I pregiudizi e il razzismo dilagante da Roma a Cracovia
Molte le città “attraversate” nel libro, si passa da un tassista romano che pensa che i migranti siano ospitati tutti negli alberghi a 4 stelle mentre gli italiani sono sotto le macerie del terremoto del centro Italia a uno di Cracovia che orgogliosamente vede nella Polonia la causa della Brexit. La tesi del primo viene messa in discussione con i fatti, portando l’esempio di tutti i migranti che si sono adoperati, e ancora lo fanno, con le attività di ricostruzione post terremoto. Al secondo che sottolinea anche le differenze di razza e che gli extracomunitari invadono l’Europa senza rispettarne i valori fondamentali, vengono poste delle domande specifiche. «In questo dialogo – sottolinea Longo Bifano – ho chiesto un riferimento a quali siano questi valori dal momento che non c’è una costituzione europea a cui rifarsi e se in caso sarebbe stato veramente disposto a metterli nero su bianco. Ecco a lui per primo ho chiesto a quali valori fondanti si ispira nel fare certe affermazioni e tutte le mie domande lo inducono ad una riflessione profonda anche su di sé. A dimostrazione che si può dialogare sempre, anche se si ha poco tempo e non ci si conosce. Si può cambiare idea o, quanto meno, aver voglia di approfondire».
Lo stereotipo principale che viene ripreso è quello dell’invasione: «smontato a più riprese – precisa la giornalista – abbiamo, infatti, fornito i dati del fenomeno in Italia e in Europa, dimostrato che Milano è l’unica città nella top 20 a livello mondiale per presenza di cittadini stranieri e di quanto siamo masochisti nel non volerci rendere conto che il fenomeno costituisce la salvezza per l’Europa in termini demografici, lavorativi, sociali e quant’altro. Una risorsa notevole».
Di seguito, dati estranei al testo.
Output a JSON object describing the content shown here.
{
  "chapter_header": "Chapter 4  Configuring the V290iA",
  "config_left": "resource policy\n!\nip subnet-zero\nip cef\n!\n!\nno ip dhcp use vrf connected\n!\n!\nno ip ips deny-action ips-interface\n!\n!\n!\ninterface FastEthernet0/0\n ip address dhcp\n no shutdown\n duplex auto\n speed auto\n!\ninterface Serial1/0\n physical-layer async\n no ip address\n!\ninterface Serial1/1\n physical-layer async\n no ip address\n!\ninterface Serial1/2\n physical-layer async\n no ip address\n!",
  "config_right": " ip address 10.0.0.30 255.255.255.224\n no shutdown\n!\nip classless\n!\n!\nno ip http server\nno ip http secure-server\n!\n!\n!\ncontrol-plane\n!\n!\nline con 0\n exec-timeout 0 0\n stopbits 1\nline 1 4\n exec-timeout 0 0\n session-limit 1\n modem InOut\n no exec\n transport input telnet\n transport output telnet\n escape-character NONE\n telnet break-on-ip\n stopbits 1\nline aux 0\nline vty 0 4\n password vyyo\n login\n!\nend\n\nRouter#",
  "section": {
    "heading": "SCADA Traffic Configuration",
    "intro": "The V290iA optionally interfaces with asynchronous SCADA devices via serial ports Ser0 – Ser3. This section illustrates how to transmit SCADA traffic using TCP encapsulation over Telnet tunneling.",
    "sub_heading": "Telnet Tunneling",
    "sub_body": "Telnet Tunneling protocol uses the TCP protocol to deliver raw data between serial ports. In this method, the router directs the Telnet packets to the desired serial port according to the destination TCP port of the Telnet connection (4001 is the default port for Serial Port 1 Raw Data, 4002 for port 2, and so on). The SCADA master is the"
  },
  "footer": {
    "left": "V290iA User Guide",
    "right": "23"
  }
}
Ius culturae e una nuova narrazione per gestire un fenomeno globale
Se il dialogo per arrivare ad una condizione di convivenza non è sempre facile e non esiste un modo per eliminare i fenomeni di razzismo tout court, il libro presenta in ultima analisi anche quali siano i passi in avanti da fare in questo momento: « Sicuramente una riforma della legge in direzione dello ius culturae –conclude Longo Bifano – ma anche essere costruttivi nella narrazione del fenomeno abbandonando i titoli da allarmismo diffuso; il fenomeno migratorio è globale e come tale va gestito senza l’intenzione di alimentare paure, senza il tentativo di destabilizzare i cittadini che è poi quello che fa gioco ai nazionalismi e ai populismi».